In [1]:
import numpy as np
import pandas as pd
import re

from gensim.parsing.preprocessing import remove_stopwords
from gensim.parsing.preprocessing import stem_text

from sklearn.feature_extraction.text import CountVectorizer

from scipy import sparse
from scipy.sparse import csr_matrix

import os
for dirname, _, filenames in os.walk('/kaggle/input'):
    for filename in filenames:
        print(os.path.join(dirname, filename))

/kaggle/input/traintestpkls-codeproject/train_pickle.pkl
/kaggle/input/traintestpkls-codeproject/soln_pickle.pkl
/kaggle/input/traintestpkls-codeproject/test_pickle.pkl


In [2]:
def to_lowercase(text):
    """
    Args: text PostText column of 
    Returns:
    
    Description:
    """
    return text.str.lower()

def remove_escape_seqs(s):
    ansi_escape = re.compile(r'(\x9B|\x1B\[)[0-?]*[ -\/]*[@-~]')
    return ansi_escape.sub('', re.sub("[^a-zA-Z' ]+", ' ', s))

def remove_puncs_and_nums(s):
    repaired_words = [''.join(ch for ch in word if ch.isalnum() and not ch.isdigit()) for word in s.split()]
    return ' '.join(repaired_words)

def remove_spec_chars(text):
    for i in range(len(text)):
        text[i] = remove_puncs_and_nums(remove_escape_seqs(text[i]))
    return text

def remove_two_letter_words(text):
    for i in range(len(text)):
        text[i] = ' '.join(word for word in text[i].split() if len(word) > 2)
    return text

def remove_stopwords_corpus(text):
    return text.apply(lambda x: remove_stopwords(x)[2:-1])

def generate_corpus(text):
    text = to_lowercase(text)
    text = remove_spec_chars(text)
    text = remove_two_letter_words(text)
    return [stem_text(row)[2:-1] for row in text]

def generate_train_dtm(text):
    cv = CountVectorizer()
    return cv.fit_transform(text), cv

def generate_test_dtm(text, cv):
    return cv.transform(text)

def merge_text_and_cols(text_csr, otr_cols_csr):
    return sparse.hstack((otr_cols_csr, text_csr))

In [3]:
TRAIN_FILE = "/kaggle/input/traintestpkls-codeproject/train_pickle.pkl"

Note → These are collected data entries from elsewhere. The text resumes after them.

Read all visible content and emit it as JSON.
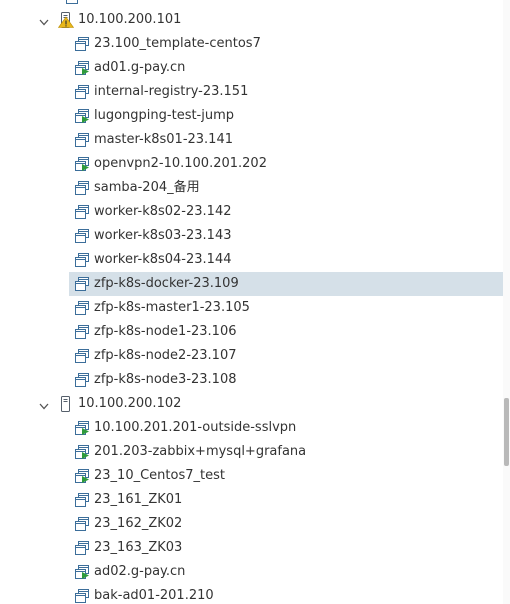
{
  "colors": {
    "selection": "#d5e0e8",
    "vm_icon_stroke": "#3c6e9a",
    "power_on": "#2e9a3c",
    "warning": "#e8b71a",
    "text": "#333333"
  },
  "clipped_top_label": "...",
  "hosts": [
    {
      "name": "10.100.200.101",
      "icon": "host-warning-icon",
      "expanded": true,
      "vms": [
        {
          "name": "23.100_template-centos7",
          "icon": "vm-template-icon",
          "powered_on": false
        },
        {
          "name": "ad01.g-pay.cn",
          "icon": "vm-powered-on-icon",
          "powered_on": true
        },
        {
          "name": "internal-registry-23.151",
          "icon": "vm-powered-off-icon",
          "powered_on": false
        },
        {
          "name": "lugongping-test-jump",
          "icon": "vm-powered-on-icon",
          "powered_on": true
        },
        {
          "name": "master-k8s01-23.141",
          "icon": "vm-powered-off-icon",
          "powered_on": false
        },
        {
          "name": "openvpn2-10.100.201.202",
          "icon": "vm-powered-on-icon",
          "powered_on": true
        },
        {
          "name": "samba-204_备用",
          "icon": "vm-powered-off-icon",
          "powered_on": false
        },
        {
          "name": "worker-k8s02-23.142",
          "icon": "vm-powered-off-icon",
          "powered_on": false
        },
        {
          "name": "worker-k8s03-23.143",
          "icon": "vm-powered-off-icon",
          "powered_on": false
        },
        {
          "name": "worker-k8s04-23.144",
          "icon": "vm-powered-off-icon",
          "powered_on": false
        },
        {
          "name": "zfp-k8s-docker-23.109",
          "icon": "vm-powered-off-icon",
          "powered_on": false,
          "selected": true
        },
        {
          "name": "zfp-k8s-master1-23.105",
          "icon": "vm-powered-off-icon",
          "powered_on": false
        },
        {
          "name": "zfp-k8s-node1-23.106",
          "icon": "vm-powered-off-icon",
          "powered_on": false
        },
        {
          "name": "zfp-k8s-node2-23.107",
          "icon": "vm-powered-off-icon",
          "powered_on": false
        },
        {
          "name": "zfp-k8s-node3-23.108",
          "icon": "vm-powered-off-icon",
          "powered_on": false
        }
      ]
    },
    {
      "name": "10.100.200.102",
      "icon": "host-icon",
      "expanded": true,
      "vms": [
        {
          "name": "10.100.201.201-outside-sslvpn",
          "icon": "vm-powered-on-icon",
          "powered_on": true
        },
        {
          "name": "201.203-zabbix+mysql+grafana",
          "icon": "vm-powered-on-icon",
          "powered_on": true
        },
        {
          "name": "23_10_Centos7_test",
          "icon": "vm-powered-on-icon",
          "powered_on": true
        },
        {
          "name": "23_161_ZK01",
          "icon": "vm-powered-off-icon",
          "powered_on": false
        },
        {
          "name": "23_162_ZK02",
          "icon": "vm-powered-off-icon",
          "powered_on": false
        },
        {
          "name": "23_163_ZK03",
          "icon": "vm-powered-off-icon",
          "powered_on": false
        },
        {
          "name": "ad02.g-pay.cn",
          "icon": "vm-powered-on-icon",
          "powered_on": true
        },
        {
          "name": "bak-ad01-201.210",
          "icon": "vm-powered-off-icon",
          "powered_on": false
        }
      ]
    }
  ]
}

train_df = pd.read_pickle(TRAIN_FILE)
train_text = train_df['PostText']
train_text_csr, cv = generate_train_dtm(generate_corpus(train_text))

train_otr_cols = train_df[['Karma', 'NumAnswers', 'accountAge']]
train_otr_cols_csr = csr_matrix(train_otr_cols.values)

train_csr = merge_text_and_cols(train_text_csr, train_otr_cols_csr)

sparse.save_npz("train.npz", train_csr)

In [4]:
TEST_FILE = "/kaggle/input/traintestpkls-codeproject/test_pickle.pkl"
test_df = pd.read_pickle(TEST_FILE)
test_text = test_df['PostText']
test_text_csr = generate_test_dtm(generate_corpus(test_text), cv)

test_otr_cols = test_df[['Karma', 'NumAnswers', 'accountAge']]
test_otr_cols_csr = csr_matrix(test_otr_cols.values)

test_csr = merge_text_and_cols(test_text_csr, test_otr_cols_csr)

sparse.save_npz("test.npz", test_csr)